O CR7 do ano 147

Na Antiguidade já havia atletas a ganharem fortunas imensas e a maneira mais provável de um jovem deste canto do Império se tornar famoso já era também através do desporto.

Faz agora 1870 anos que começou a gozar a sua merecida reforma Caio Apuleio Diocles, um condutor de quadrigas (“auriga” ou “agitator”) nos hipódromos romanos do século II d.C. Para trás ficavam 24 anos e milhares de corridas, das quais terá vencido cerca de um terço. Era raro que um auriga durasse tanto tempo em atividade. Muitos morriam nas corridas. Outros afastavam-se cedo. Diocles mantinha-se a salvo durante a corrida e era célebre pela sua velocidade na ponta final, o que lhe permitiu ganhar 1462 corridas entre o início da sua carreira, aos 18 anos, e o fim da carreira, aos 42 anos.

As equipas de quadrigas eram designadas pelas suas cores — as mais importantes eram os brancos, os verdes, os azuis e os vermelhos — que eram conhecidas e seguidas por milhares de entusiastas em todo o império romano. Séculos mais tarde, aliás, as rivalidades entre elas atingiriam uma tal amplitude que chegará a haver no Império Romano do Oriente uma espécie de guerra civil entre os verdes e os azuis. O nosso Diocles terá começado a sua carreira com os brancos e depois passado para os verdes até que se estabeleceu definitivamente nos vermelhos. Nunca correu pelos azuis. Sabemos isso por uma célebre inscrição que sobrevive em Roma e que tem suscitado muito interesse histórico.

A razão principal para esse interesse está nos rendimentos de Diocles: segundo os autores da inscrição, ele teria auferido quase 36 milhões de sestércios durante a sua carreira. Estes números fazem dele o atleta mais bem pago da Antiguidade e, segundo um professor da Universidade da Pensilvânia, Peter Struck, o atleta mais bem pago de todos os tempos. Não é evidente fazer mais do que uma conversão aproximada do que seriam hoje 36 milhões de sestércios, mas uma vez que esse montante permitiria pagar todo o cereal para abastecer Roma durante um ano ou os salários de todos os soldados do exército romano durante dois meses, o professor Struck aventura-se a dizer que não estaria longe de doze mil milhões de euros (provavelmente o equivalente anual ao que o nosso Serviço Nacional de Saúde precisaria para funcionar, sem dívida).

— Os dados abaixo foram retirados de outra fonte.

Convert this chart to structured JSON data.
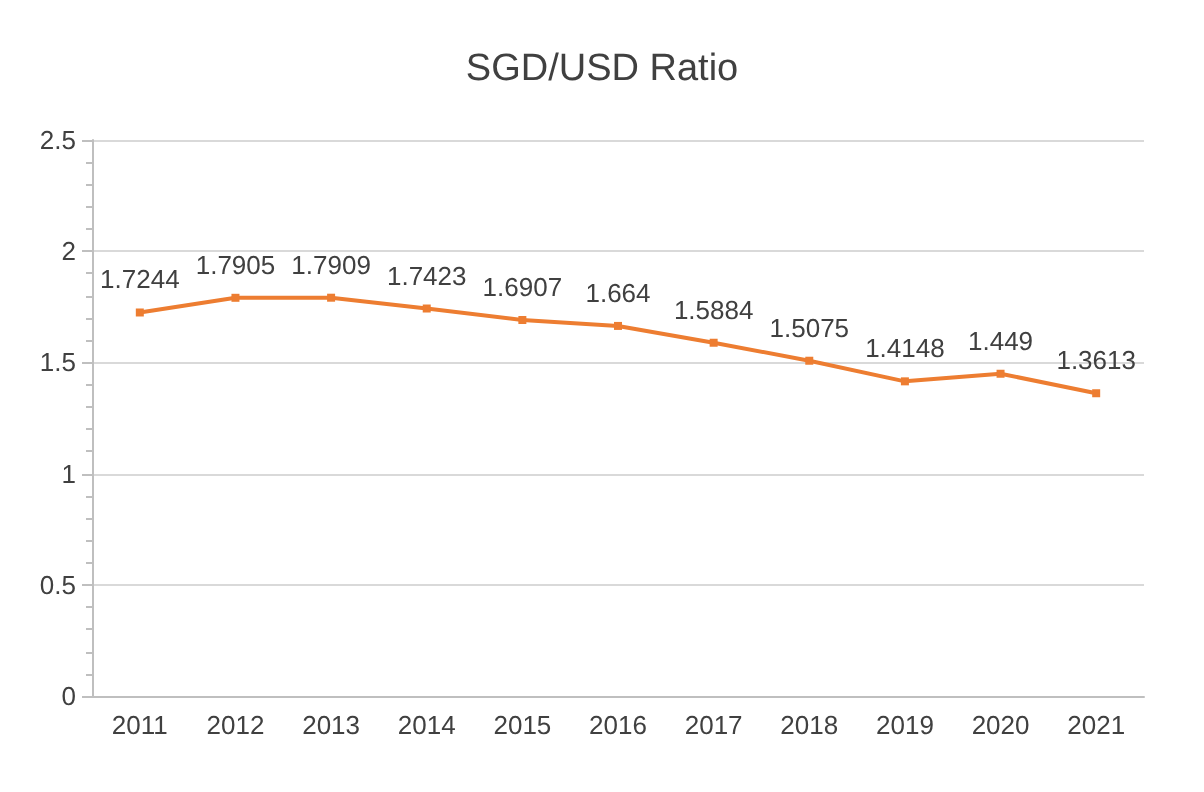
{
  "chart_data": {
    "type": "line",
    "title": "SGD/USD Ratio",
    "categories": [
      "2011",
      "2012",
      "2013",
      "2014",
      "2015",
      "2016",
      "2017",
      "2018",
      "2019",
      "2020",
      "2021"
    ],
    "series": [
      {
        "color": "#ed7d31",
        "values": [
          1.7244,
          1.7905,
          1.7909,
          1.7423,
          1.6907,
          1.664,
          1.5884,
          1.5075,
          1.4148,
          1.449,
          1.3613
        ]
      }
    ],
    "ylim": [
      0,
      2.5
    ],
    "yticks": [
      0,
      0.5,
      1,
      1.5,
      2,
      2.5
    ],
    "grid": "y",
    "data_labels": true,
    "marker": "square",
    "line_style": "solid"
  }
}
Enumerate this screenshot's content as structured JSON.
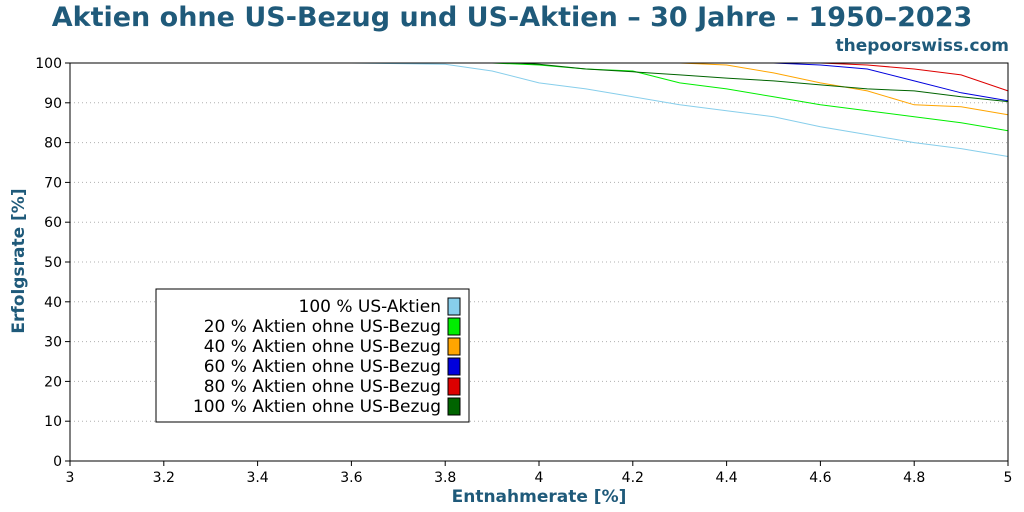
{
  "chart_data": {
    "type": "line",
    "title": "Aktien ohne US-Bezug und US-Aktien – 30 Jahre – 1950–2023",
    "source": "thepoorswiss.com",
    "xlabel": "Entnahmerate [%]",
    "ylabel": "Erfolgsrate [%]",
    "xlim": [
      3,
      5
    ],
    "ylim": [
      0,
      100
    ],
    "x_ticks": [
      "3",
      "3.2",
      "3.4",
      "3.6",
      "3.8",
      "4",
      "4.2",
      "4.4",
      "4.6",
      "4.8",
      "5"
    ],
    "y_ticks": [
      "0",
      "10",
      "20",
      "30",
      "40",
      "50",
      "60",
      "70",
      "80",
      "90",
      "100"
    ],
    "grid": "horizontal-dotted",
    "legend_position": "bottom-left",
    "series": [
      {
        "name": "100 % US-Aktien",
        "color": "#87ceeb",
        "points": [
          [
            3.0,
            100
          ],
          [
            3.6,
            100
          ],
          [
            3.8,
            99.7
          ],
          [
            3.9,
            98
          ],
          [
            4.0,
            95
          ],
          [
            4.1,
            93.5
          ],
          [
            4.2,
            91.5
          ],
          [
            4.3,
            89.5
          ],
          [
            4.4,
            88
          ],
          [
            4.5,
            86.5
          ],
          [
            4.6,
            84
          ],
          [
            4.7,
            82
          ],
          [
            4.8,
            80
          ],
          [
            4.9,
            78.5
          ],
          [
            5.0,
            76.5
          ]
        ]
      },
      {
        "name": "20 % Aktien ohne US-Bezug",
        "color": "#00ee00",
        "points": [
          [
            3.0,
            100
          ],
          [
            3.9,
            100
          ],
          [
            4.0,
            99.5
          ],
          [
            4.1,
            98.5
          ],
          [
            4.2,
            98
          ],
          [
            4.3,
            95
          ],
          [
            4.4,
            93.5
          ],
          [
            4.5,
            91.5
          ],
          [
            4.6,
            89.5
          ],
          [
            4.7,
            88
          ],
          [
            4.8,
            86.5
          ],
          [
            4.9,
            85
          ],
          [
            5.0,
            83
          ]
        ]
      },
      {
        "name": "40 % Aktien ohne US-Bezug",
        "color": "#ffa500",
        "points": [
          [
            3.0,
            100
          ],
          [
            4.3,
            100
          ],
          [
            4.4,
            99.5
          ],
          [
            4.5,
            97.5
          ],
          [
            4.6,
            95
          ],
          [
            4.7,
            93
          ],
          [
            4.8,
            89.5
          ],
          [
            4.9,
            89
          ],
          [
            5.0,
            87
          ]
        ]
      },
      {
        "name": "60 % Aktien ohne US-Bezug",
        "color": "#0000dd",
        "points": [
          [
            3.0,
            100
          ],
          [
            4.5,
            100
          ],
          [
            4.6,
            99.5
          ],
          [
            4.7,
            98.5
          ],
          [
            4.8,
            95.5
          ],
          [
            4.9,
            92.5
          ],
          [
            5.0,
            90.5
          ]
        ]
      },
      {
        "name": "80 % Aktien ohne US-Bezug",
        "color": "#dd0000",
        "points": [
          [
            3.0,
            100
          ],
          [
            4.6,
            100
          ],
          [
            4.7,
            99.5
          ],
          [
            4.8,
            98.5
          ],
          [
            4.9,
            97
          ],
          [
            5.0,
            93
          ]
        ]
      },
      {
        "name": "100 % Aktien ohne US-Bezug",
        "color": "#006400",
        "points": [
          [
            3.0,
            100
          ],
          [
            3.95,
            100
          ],
          [
            4.0,
            99.7
          ],
          [
            4.1,
            98.5
          ],
          [
            4.2,
            97.8
          ],
          [
            4.3,
            97
          ],
          [
            4.4,
            96.2
          ],
          [
            4.5,
            95.5
          ],
          [
            4.6,
            94.5
          ],
          [
            4.7,
            93.5
          ],
          [
            4.8,
            93
          ],
          [
            4.9,
            91.5
          ],
          [
            5.0,
            90.3
          ]
        ]
      }
    ]
  }
}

É esta soma que garante a Caio Apuleio Diocles uma espécie de fama póstuma recorrente. De cada vez que há um novo atleta no topo da lista de atletas mais bem pagos do mundo, há sempre uma revista ou jornal que vai repescar as contas do professor Struck para demonstrar que, mesmo assim, esse atleta ainda fica longe dos rendimentos do mais rico corredor de quadrigas da Antiguidade. Assim aconteceu com o golfista Tiger Woods, aqui há uns anos. E este fim-de-semana com Cristiano Ronaldo, que é apresentado pelo Times de Londres como tendo obtido até agora apenas um décimo da fortuna do seu “compatriota” da Antiguidade.

Espera aí — compatriota? Pois, é aqui que a coisa fica ainda mais interessante para nós: segundo o Times, Diocles era “português” como Cristiano Ronaldo. Claro, Portugal não existia no século II d.C., mas rapidamente se percebe que Diocles era da província da Lusitânia. E confirma-se. Segundo alguns autores, Diocles terá nascido na capital Mérida, que hoje fica em Espanha. Mas, segundo os seus contemporâneos, Diocles era conhecido por ter passado a infância e juventude em Lamego e usava “Lamecus” como a sua alcunha profissional.

Caio Apuleio Diocles, o Lamecus, era portanto o Cristiano Ronaldo do século II d.C., pelo menos até encerrar atividade em 146 d.C., aos 42 anos (terá nascido em 104 d.C.). No tempo dele, os imperadores romanos eram nascidos também na Península Ibérica, mas na província da Baetica, de onde vieram Trajano e Adriano. Mas há coisas que se mantêm iguais: já havia uma cultura da celebridade pelo desporto, já havia atletas a ganharem fortunas imensas, o mundo conhecido era bastante mais “globalizado” (ou integrado) do que imaginamos — e a maneira mais provável de um jovem deste canto do Império se tornar famoso já era também através do desporto.